На первый взгляд это просто комедия, не слишком типичная для Фернанделя, и, быть может, она представляла бы интерес лишь своим несвоевременным родством с юмористикой братьев Маркс, если бы сюжетные ухищрения не были бы достаточно деформированным сколком действительности.
Я вовсе не хочу сказать, что Даниэль-Норман сознательно подставлял на место печально знакомых реалий сорок второго года — гестаповцев, коллаборационистов, всеобщего гангстеризма и слежки — своих опереточных Арнольди, Оскара и Нобле. Вовсе нет, одних братьев Маркс было достаточно, чтобы нарваться на солидные неприятности, и вряд ли режиссер стремился совершить своей картиной акт кинематографического сопротивления. Но эмоциональная атмосфера времени, но подсознательный протест против «нового порядка», при котором насилие и несправедливость становились нормой быта, — была в фильме налицо. И отнюдь не следовало «кричать об этом на крышах» — зритель отлично отдавал себе отчет в том, что ему самому надлежит произвести в сюжете упомянутую эмоциональную подстановку. Как знал это, когда в том же году вышла на экраны Франции картина Карне «Вечерние посетители», которая при всей своей художественной несовместимости с фильмом Нормана, была таким же актом духовного сопротивления нацизму.

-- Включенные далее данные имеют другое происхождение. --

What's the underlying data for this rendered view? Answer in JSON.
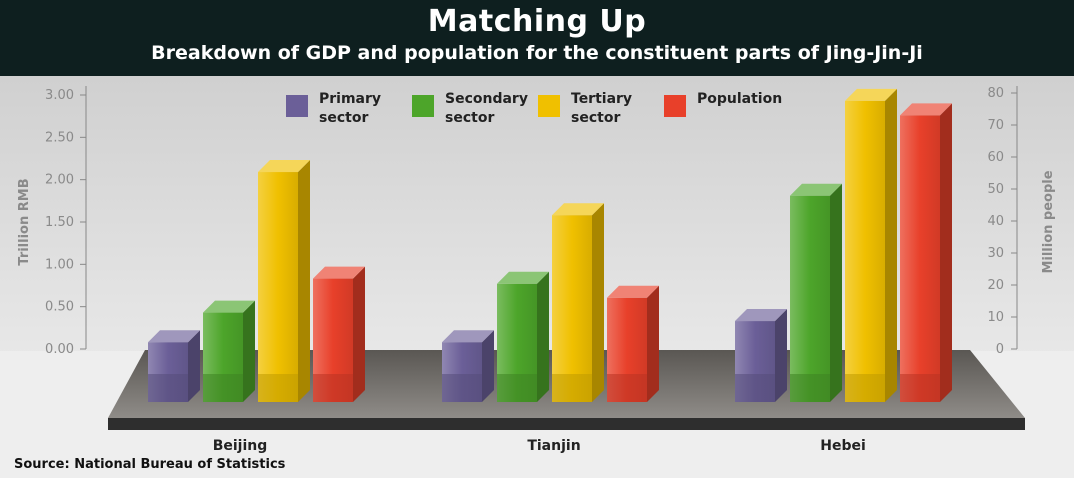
{
  "header": {
    "title": "Matching Up",
    "subtitle": "Breakdown of GDP and population for the constituent parts of Jing-Jin-Ji"
  },
  "source": "Source: National Bureau of Statistics",
  "colors": {
    "primary": "#6b5f98",
    "secondary": "#4da52a",
    "tertiary": "#f0c000",
    "population": "#e8402a",
    "header_bg": "#0e1f1f"
  },
  "chart_data": {
    "type": "bar",
    "categories": [
      "Beijing",
      "Tianjin",
      "Hebei"
    ],
    "series": [
      {
        "name": "Primary sector",
        "legend_lines": [
          "Primary",
          "sector"
        ],
        "axis": "left",
        "values": [
          0.08,
          0.08,
          0.33
        ]
      },
      {
        "name": "Secondary sector",
        "legend_lines": [
          "Secondary",
          "sector"
        ],
        "axis": "left",
        "values": [
          0.43,
          0.77,
          1.81
        ]
      },
      {
        "name": "Tertiary sector",
        "legend_lines": [
          "Tertiary",
          "sector"
        ],
        "axis": "left",
        "values": [
          2.09,
          1.58,
          2.93
        ]
      },
      {
        "name": "Population",
        "legend_lines": [
          "Population"
        ],
        "axis": "right",
        "values": [
          22,
          16,
          73
        ]
      }
    ],
    "y_left": {
      "label": "Trillion RMB",
      "ticks": [
        "0.00",
        "0.50",
        "1.00",
        "1.50",
        "2.00",
        "2.50",
        "3.00"
      ],
      "ylim": [
        0,
        3
      ]
    },
    "y_right": {
      "label": "Million people",
      "ticks": [
        "0",
        "10",
        "20",
        "30",
        "40",
        "50",
        "60",
        "70",
        "80"
      ],
      "ylim": [
        0,
        80
      ]
    },
    "legend_placement": "top"
  }
}
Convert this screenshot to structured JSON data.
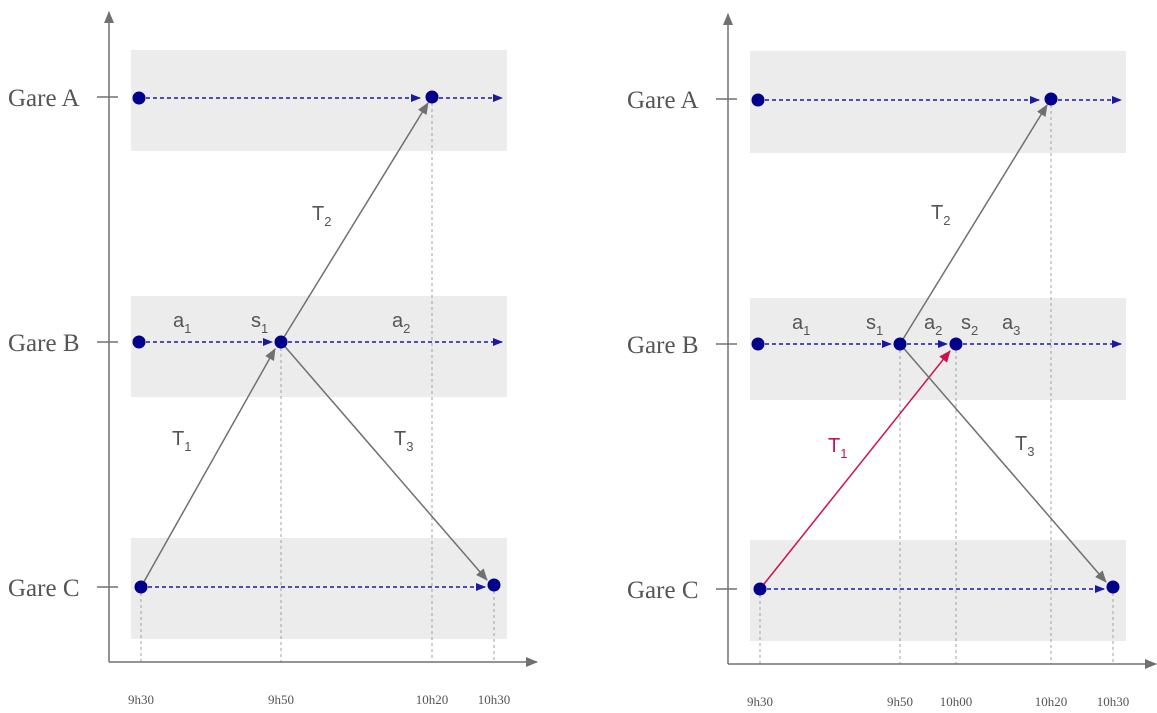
{
  "colors": {
    "band": "#ececec",
    "axis": "#707070",
    "dotted": "#1a1aa0",
    "node": "#00008b",
    "arrow": "#707070",
    "red": "#cc1155",
    "guide": "#a0a0a0"
  },
  "diagrams": [
    {
      "stations": [
        {
          "label": "Gare A"
        },
        {
          "label": "Gare B"
        },
        {
          "label": "Gare C"
        }
      ],
      "times": [
        "9h30",
        "9h50",
        "10h20",
        "10h30"
      ],
      "arc_labels": [
        {
          "base": "a",
          "sub": "1"
        },
        {
          "base": "s",
          "sub": "1"
        },
        {
          "base": "a",
          "sub": "2"
        },
        {
          "base": "T",
          "sub": "2"
        },
        {
          "base": "T",
          "sub": "1"
        },
        {
          "base": "T",
          "sub": "3"
        }
      ]
    },
    {
      "stations": [
        {
          "label": "Gare A"
        },
        {
          "label": "Gare B"
        },
        {
          "label": "Gare C"
        }
      ],
      "times": [
        "9h30",
        "9h50",
        "10h00",
        "10h20",
        "10h30"
      ],
      "arc_labels": [
        {
          "base": "a",
          "sub": "1"
        },
        {
          "base": "s",
          "sub": "1"
        },
        {
          "base": "a",
          "sub": "2"
        },
        {
          "base": "s",
          "sub": "2"
        },
        {
          "base": "a",
          "sub": "3"
        },
        {
          "base": "T",
          "sub": "2"
        },
        {
          "base": "T",
          "sub": "1"
        },
        {
          "base": "T",
          "sub": "3"
        }
      ]
    }
  ]
}
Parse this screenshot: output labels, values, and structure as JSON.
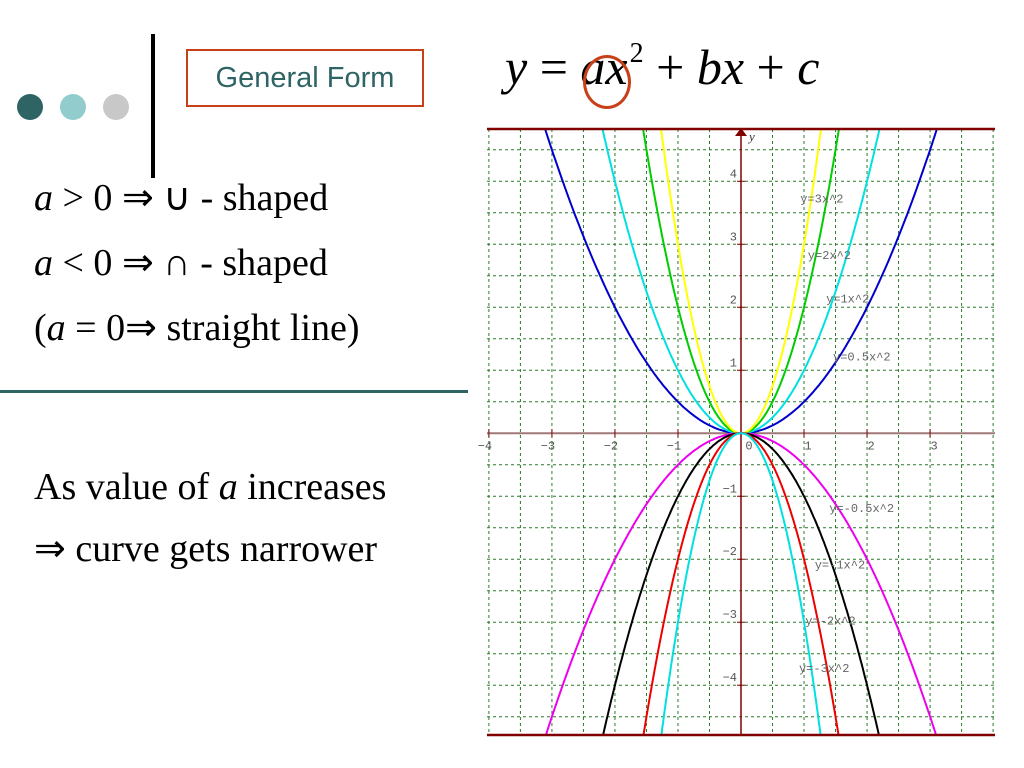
{
  "slide": {
    "bullet_dots": [
      "#2f6465",
      "#92cccc",
      "#c8c8c8"
    ],
    "title": "General Form",
    "equation": {
      "y": "y",
      "eq": " = ",
      "a": "a",
      "x": "x",
      "exp": "2",
      "rest_plus1": " + ",
      "b": "b",
      "x2": "x",
      "rest_plus2": " + ",
      "c": "c"
    },
    "conditions": [
      {
        "var": "a",
        "rel": " > 0  ",
        "arrow": "⇒",
        "shape": " ∪ - shaped"
      },
      {
        "var": "a",
        "rel": " < 0  ",
        "arrow": "⇒",
        "shape": " ∩ - shaped"
      }
    ],
    "zero_case": {
      "open": "(",
      "var": "a",
      "rel": " = 0",
      "arrow": "⇒",
      "text": "  straight line)"
    },
    "note_line1_pre": "As value of ",
    "note_line1_var": "a",
    "note_line1_post": " increases",
    "note_line2_arrow": "⇒",
    "note_line2_text": "  curve gets narrower",
    "accent_color": "#c8401a",
    "theme_color": "#2f6465"
  },
  "chart_data": {
    "type": "line",
    "xlim": [
      -4.03,
      4.03
    ],
    "ylim": [
      -4.79,
      4.83
    ],
    "grid": true,
    "grid_step": 0.5,
    "y_axis_label": "y",
    "x_ticks": [
      -4,
      -3,
      -2,
      -1,
      0,
      1,
      2,
      3
    ],
    "y_ticks": [
      -4,
      -3,
      -2,
      -1,
      1,
      2,
      3,
      4
    ],
    "origin_label": "0",
    "series": [
      {
        "a": 0.5,
        "color": "#0000cc"
      },
      {
        "a": 1,
        "color": "#00e0e0"
      },
      {
        "a": 2,
        "color": "#00cc00"
      },
      {
        "a": 3,
        "color": "#ffff00"
      },
      {
        "a": -0.5,
        "color": "#ee00ee"
      },
      {
        "a": -1,
        "color": "#000000"
      },
      {
        "a": -2,
        "color": "#ee0000"
      },
      {
        "a": -3,
        "color": "#00e0e0"
      }
    ],
    "annotations": [
      {
        "text": "y=3x^2",
        "x": 0.94,
        "y": 3.73
      },
      {
        "text": "y=2x^2",
        "x": 1.06,
        "y": 2.83
      },
      {
        "text": "y=1x^2",
        "x": 1.35,
        "y": 2.14
      },
      {
        "text": "y=0.5x^2",
        "x": 1.46,
        "y": 1.22
      },
      {
        "text": "y=-0.5x^2",
        "x": 1.4,
        "y": -1.19
      },
      {
        "text": "y=-1x^2",
        "x": 1.17,
        "y": -2.08
      },
      {
        "text": "y=-2x^2",
        "x": 1.02,
        "y": -2.97
      },
      {
        "text": "y=-3x^2",
        "x": 0.92,
        "y": -3.73
      }
    ]
  }
}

Это не стоит преувеличивать: Фернандель сразу же после «Не кричите об этом на крышах» снимается в «Счастливой звезде» Жана Буайе, повторившей настроение и стилистику «Дочери землекопа». Он сыграл здесь роль Огюста, неловкого, чувствительного и богобоязненного рыбака из провансальской деревеньки, безнадежно влюбленного в молоденькую рыбачку, в свою очередь полюбившую сына хозяина и брошенную им. И Огюст разыгрывает перед ней историю Сирано, пишет письма от имени бесчестного соблазнителя и бегает к кюре исповедоваться после каждой лжи во спасение. А потом сам женится на Мирей.
«Счастливую звезду» не сравнить с фильмом Паньоля, хотя играют в ней те же актеры. Она примитивнее и однозначнее. И потому, наверно, отчетливее: через каждый десяток фраз в речи Огюста возникает тоскливый мотив Тартарена — «Я мечтал о коралловых островах и далеких странах, но привязан к этому месту, как раковина к утесу». И он искупает эту невозможность бегства экзотическими растениями, заполонившими его хибару. «Это мой Булонский лес», — с гордостью улыбается он, понимая, что деваться некуда, что нет уже «свободной зоны». И даже счастливый финал этой истории не снимает печали, он просто загоняет ее внутрь — суетой, многословием, недолгой радостью по поводу того, что зацвела наконец эстрализия — как раз к невеселой свадьбе. Фернандель здесь тот же, довоенный, только еще более неуверенной стала его улыбка, недаром он не может оторваться от утешений старенького кюре, дающего отпущение грехов с тем большей охотой, чем больше делает их его любимец. До войны Тартарен не нуждался в услугах религии, сейчас, когда она осталась единственно нетронутой духовной властью, ему без нее не обойтись. И потому вся картина проникнута верой в неожиданное чудо, которое не могло не произойти, — пусть это будет крохотное чудо цветения сломанного однажды кактуса.